Yep. The slide is completely wrong. It is showing low-level architecture details that would be 100% identical between the two cases. Volatile changes nothing on that list.

Volatile just makes sure the compiler bothers. Otherwise, a pair of writes to the same memory location could be optimized by eliminating the first write. Volatile makes the compiler do that. Of course, the CPU itself may then do this optimization, so volatile is thus not good enough for IO.

keldaris · on May 26, 2019

> It is showing low-level architecture details that would be 100% identical between the two cases.

To be as charitable as I can possibly be, the only part that could theoretically make sense is that the compiler could emit non-temporal store instructions to bypass the cache. I know compilers currently don't do that for volatile, but I don't know why.

comex · on May 27, 2019

> the only part that could theoretically make sense is that the compiler could emit non-temporal store instructions to bypass the cache. I know compilers currently don't do that for volatile, but I don't know why.

Two reasons:

First, using nontemporal accesses would break mixed volatile and non-volatile accesses to the same memory, something which is not defined by the C standard but which some programs rely on anyway.

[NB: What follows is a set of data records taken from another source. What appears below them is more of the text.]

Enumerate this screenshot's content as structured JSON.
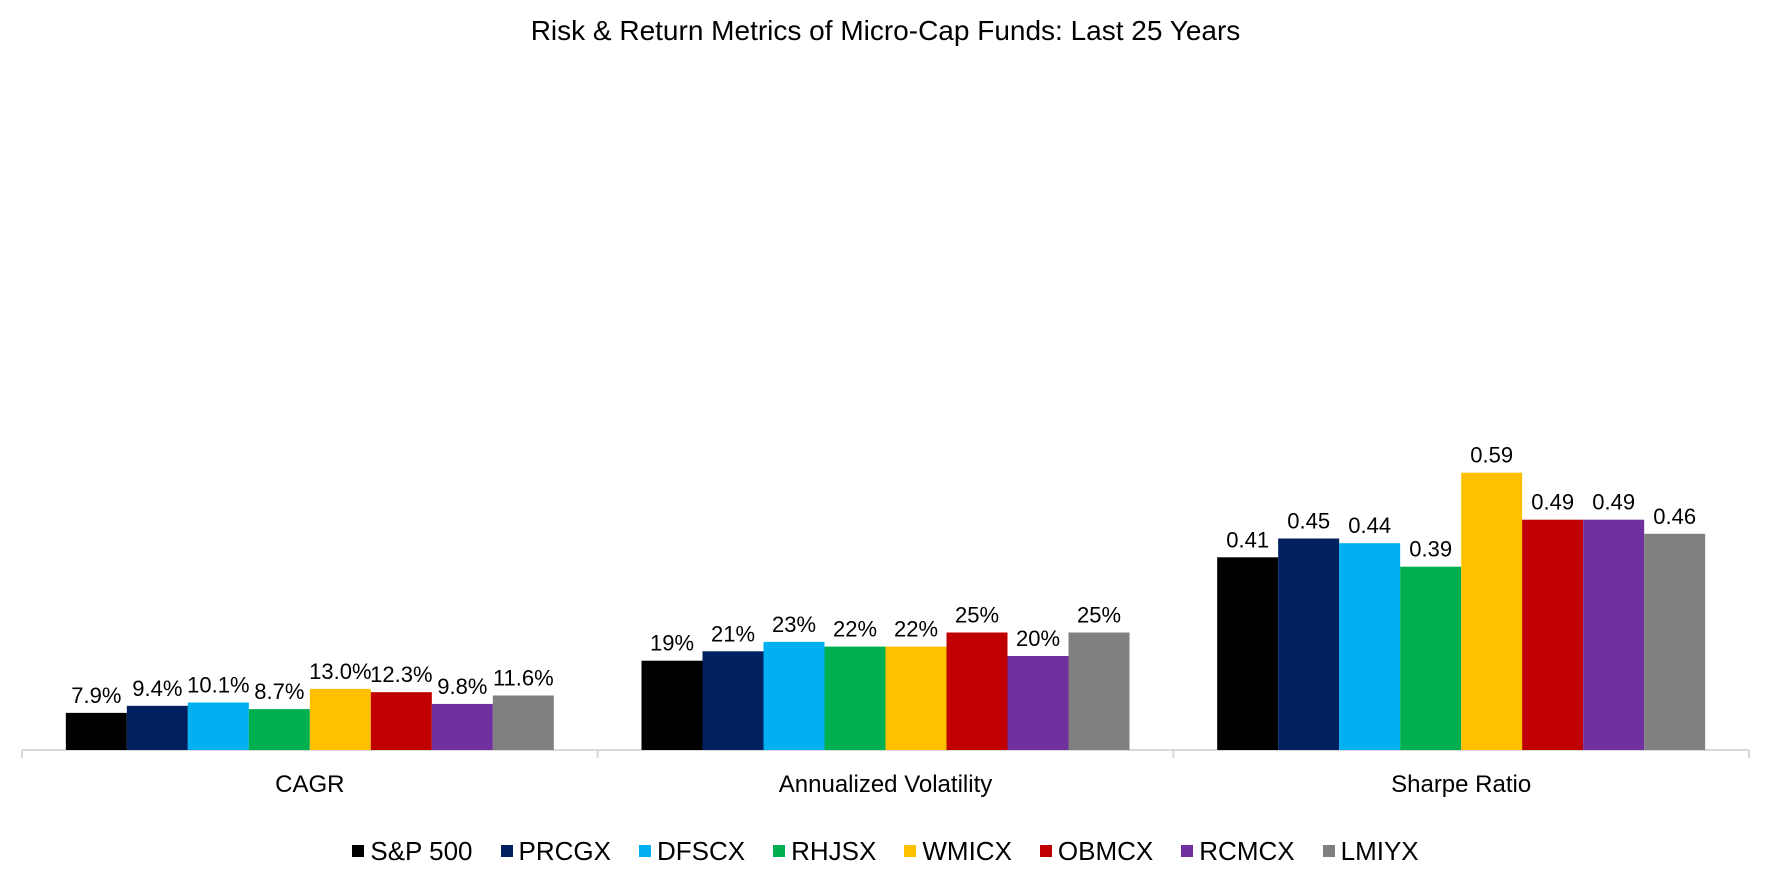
{
  "chart_data": {
    "type": "bar",
    "title": "Risk & Return Metrics of Micro-Cap Funds: Last 25 Years",
    "categories": [
      "CAGR",
      "Annualized Volatility",
      "Sharpe Ratio"
    ],
    "ylim": [
      0,
      0.8
    ],
    "grid": false,
    "legend_position": "bottom",
    "series": [
      {
        "name": "S&P 500",
        "color": "#000000",
        "values": [
          0.079,
          0.19,
          0.41
        ],
        "labels": [
          "7.9%",
          "19%",
          "0.41"
        ]
      },
      {
        "name": "PRCGX",
        "color": "#002060",
        "values": [
          0.094,
          0.21,
          0.45
        ],
        "labels": [
          "9.4%",
          "21%",
          "0.45"
        ]
      },
      {
        "name": "DFSCX",
        "color": "#00B0F0",
        "values": [
          0.101,
          0.23,
          0.44
        ],
        "labels": [
          "10.1%",
          "23%",
          "0.44"
        ]
      },
      {
        "name": "RHJSX",
        "color": "#00B050",
        "values": [
          0.087,
          0.22,
          0.39
        ],
        "labels": [
          "8.7%",
          "22%",
          "0.39"
        ]
      },
      {
        "name": "WMICX",
        "color": "#FFC000",
        "values": [
          0.13,
          0.22,
          0.59
        ],
        "labels": [
          "13.0%",
          "22%",
          "0.59"
        ]
      },
      {
        "name": "OBMCX",
        "color": "#C00000",
        "values": [
          0.123,
          0.25,
          0.49
        ],
        "labels": [
          "12.3%",
          "25%",
          "0.49"
        ]
      },
      {
        "name": "RCMCX",
        "color": "#7030A0",
        "values": [
          0.098,
          0.2,
          0.49
        ],
        "labels": [
          "9.8%",
          "20%",
          "0.49"
        ]
      },
      {
        "name": "LMIYX",
        "color": "#808080",
        "values": [
          0.116,
          0.25,
          0.46
        ],
        "labels": [
          "11.6%",
          "25%",
          "0.46"
        ]
      }
    ]
  }
}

Second, more importantly: why would they?

- If the address you’re accessing points to hardware registers, the page table entry should be marked non-cacheable, which makes nontemporal accesses unnecessary. And if for some reason it’s not marked properly, nontemporal accesses wouldn’t be sufficient to guarantee that things work anyway, because nontemporal is just a hint which the hardware may not respect. In any case, at least on x86, AFAIK the only nontemporal instructions access 128+ bits of memory at a time, which wouldn’t even work for hardware registers (which generally require you to use a specific access size).

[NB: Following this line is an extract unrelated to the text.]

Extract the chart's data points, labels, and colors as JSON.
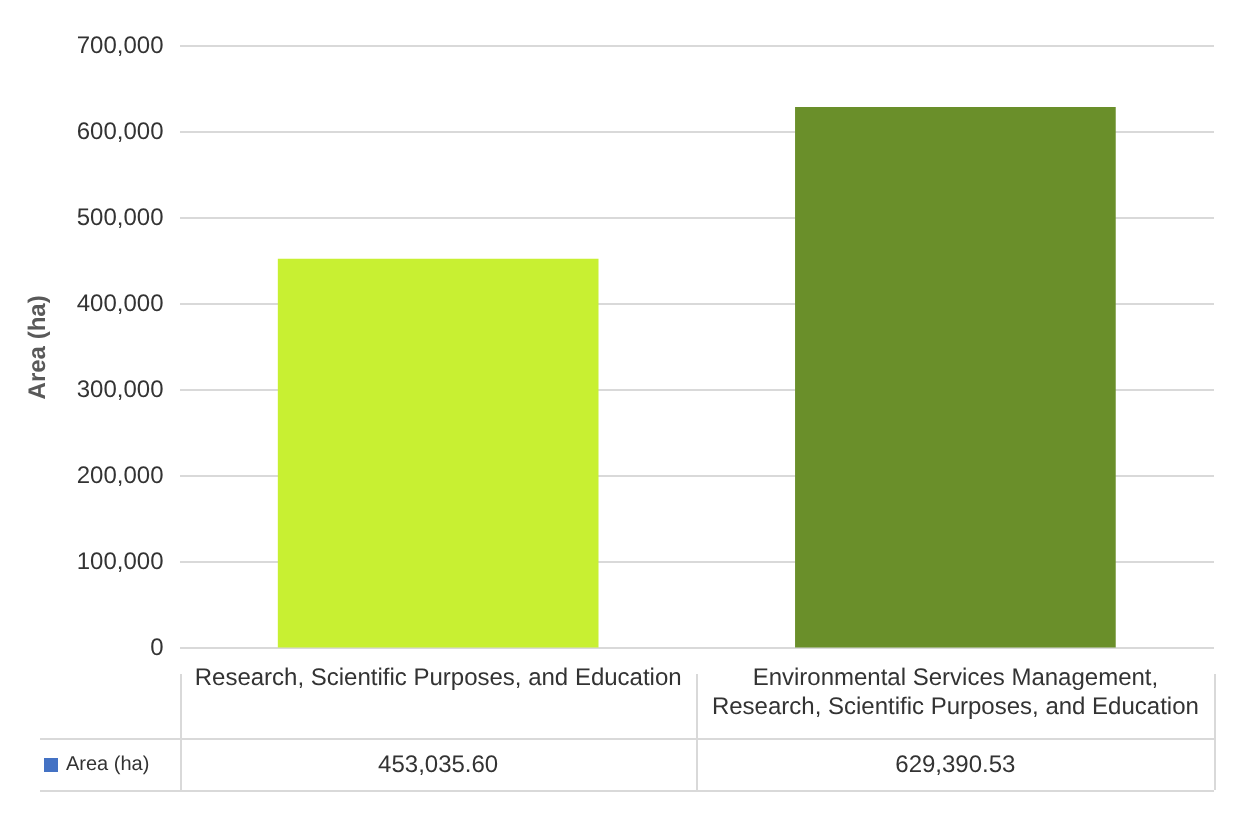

- If the address you’re using points to regular memory, on the other hand, volatile is probably being used to implement atomics, in which case bypassing the cache is unnecessary and also slow. In theory, compilers could compile volatile into accesses surrounded by memory barrier instructions, which would enforce a stronger memory ordering (while being faster than bypassing the cache entirely), especially useful on architectures with weaker memory models than x86. In fact, that’s what volatile does in Java. But in C, it’s pretty long-established that volatile accesses should just compile to regular load/store instructions, and any necessary barriers must be inserted manually. People writing high-performance code wouldn’t be happy if the compiler started inserting unnecessary barrier instructions for them… In any case, usage of volatile for atomics is deprecated in favor of C/C++11 atomics, which do insert barriers for you.

Gibbon1 · on May 27, 2019

I think the reason is the details are too complicated to be captured by the volatile keyword.

For instance the processor I use has a controller that enforces consistency on IO memory operations. So volatile works 'fine'. I know that. The compiler is targeting a core not an implementation. So it has no idea.